SURGICAL FINE-TUNING IMPROVES ADAPTATION TO DISTRIBUTION SHIFTS

Abstract

A common approach to transfer learning under distribution shift is to fine-tune the last few layers of a pre-trained model, preserving learned features while also adapting to the new task. This paper shows that in such settings, selectively fine-tuning a subset of layers (which we term surgical fine-tuning) matches or outperforms commonly used fine-tuning approaches. Moreover, the type of distribution shift influences which subset is more effective to tune: for example, for image corruptions, fine-tuning only the first few layers works best. We validate our findings systematically across seven real-world data tasks spanning three types of distribution shifts. Theoretically, we prove that for two-layer neural networks in an idealized setting, first-layer tuning can outperform fine-tuning all layers.

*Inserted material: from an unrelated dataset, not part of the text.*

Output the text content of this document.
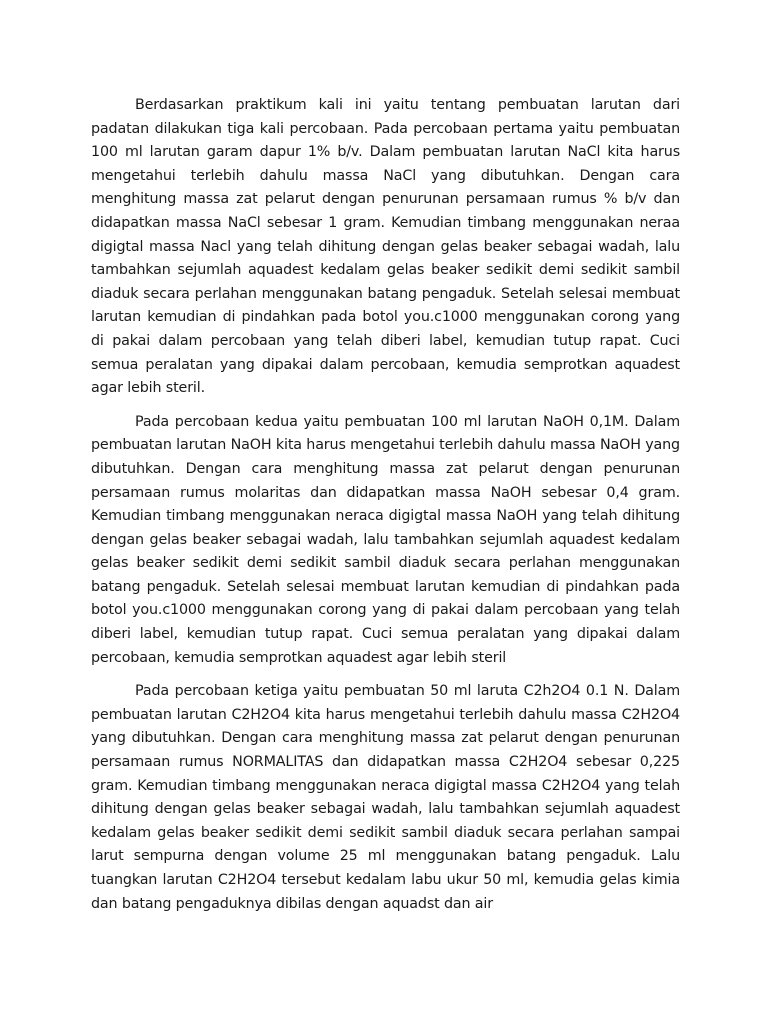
Berdasarkan praktikum kali ini yaitu tentang pembuatan larutan dari padatan dilakukan tiga kali percobaan. Pada percobaan pertama yaitu pembuatan 100 ml larutan garam dapur 1% b/v. Dalam pembuatan larutan NaCl kita harus mengetahui terlebih dahulu massa NaCl yang dibutuhkan. Dengan cara menghitung massa zat pelarut dengan penurunan persamaan rumus % b/v dan didapatkan massa NaCl sebesar 1 gram. Kemudian timbang menggunakan neraa digigtal massa Nacl yang telah dihitung dengan gelas beaker sebagai wadah, lalu tambahkan sejumlah aquadest kedalam gelas beaker sedikit demi sedikit sambil diaduk secara perlahan menggunakan batang pengaduk. Setelah selesai membuat larutan kemudian di pindahkan pada botol you.c1000 menggunakan corong yang di pakai dalam percobaan yang telah diberi label, kemudian tutup rapat. Cuci semua peralatan yang dipakai dalam percobaan, kemudia semprotkan aquadest agar lebih steril.

Pada percobaan kedua yaitu pembuatan 100 ml larutan NaOH 0,1M. Dalam pembuatan larutan NaOH kita harus mengetahui terlebih dahulu massa NaOH yang dibutuhkan. Dengan cara menghitung massa zat pelarut dengan penurunan persamaan rumus molaritas dan didapatkan massa NaOH sebesar 0,4 gram. Kemudian timbang menggunakan neraca digigtal massa NaOH yang telah dihitung dengan gelas beaker sebagai wadah, lalu tambahkan sejumlah aquadest kedalam gelas beaker sedikit demi sedikit sambil diaduk secara perlahan menggunakan batang pengaduk. Setelah selesai membuat larutan kemudian di pindahkan pada botol you.c1000 menggunakan corong yang di pakai dalam percobaan yang telah diberi label, kemudian tutup rapat. Cuci semua peralatan yang dipakai dalam percobaan, kemudia semprotkan aquadest agar lebih steril

Pada percobaan ketiga yaitu pembuatan 50 ml laruta C2h2O4 0.1 N. Dalam pembuatan larutan C2H2O4 kita harus mengetahui terlebih dahulu massa C2H2O4 yang dibutuhkan. Dengan cara menghitung massa zat pelarut dengan penurunan persamaan rumus NORMALITAS dan didapatkan massa C2H2O4 sebesar 0,225 gram. Kemudian timbang menggunakan neraca digigtal massa C2H2O4 yang telah dihitung dengan gelas beaker sebagai wadah, lalu tambahkan sejumlah aquadest kedalam gelas beaker sedikit demi sedikit sambil diaduk secara perlahan sampai larut sempurna dengan volume 25 ml menggunakan batang pengaduk. Lalu tuangkan larutan C2H2O4 tersebut kedalam labu ukur 50 ml, kemudia gelas kimia dan batang pengaduknya dibilas dengan aquadst dan air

Intuitively, fine-tuning more parameters on a small target dataset can cause information learned during pre-training to be forgotten, and the relevant information depends on the type of shift.

1. INTRODUCTION

While deep neural networks have achieved impressive results in many domains, they are often brittle to even small distribution shifts between the source and target domains (Recht et al., 2019; Hendrycks & Dietterich, 2019; Koh et al., 2021) . While many approaches to robustness attempt to directly generalize to the target distribution after training on source data (Peters et al., 2016; Arjovsky et al., 2019) , an alternative approach is to fine-tune on a small amount of labeled target datapoints. Collecting such small labeled datasets can improve downstream performance in a cost-effective manner while substantially outperforming domain generalization and unsupervised adaptation methods (Rosenfeld et al., 2022; Kirichenko et al., 2022) . We therefore focus on settings where we first train a model on a relatively large source dataset and then fine-tune the pre-trained model on a small target dataset, as a means of adapting to distribution shifts. The motivation behind existing fine-tuning methods is to fit the new data while also preserving the information obtained during the pre-training phase. Such information preservation is critical for successful transfer learning, especially in scenarios where the source and target distributions share a lot of information despite the distribution shift. To reduce overfitting during fine-tuning, existing works have proposed using a smaller learning rate compared to initial pretraining (Kornblith et al., 2019; Li et al., 2020) , freezing the early backbone layers and gradually unfreezing (Howard & Ruder, 2018; Mukherjee & Awadallah, 2019; Romero et al., 2020) , or using a different learning rate for each layer (Ro & Choi, 2021; Shen et al., 2021) . We present a result in which preserving information in a non-standard way results in better performance. Contrary to conventional wisdom that one should fine-tune the last few layers to re-use the learned features, we observe that fine-tuning only the early layers of the network results in better performance on image corruption datasets such as CIFAR-10-C (Hendrycks & Dietterich, 2019). More specifically, as an initial finding, when transferring a model pretrained on CIFAR-10 to CIFAR-10-C by fine-tuning on a small amount of labeled corrupted images, fine-tuning only the first block of layers and freezing the others outperforms full fine-tuning on all parameters by almost 3% on average on unseen corrupted images.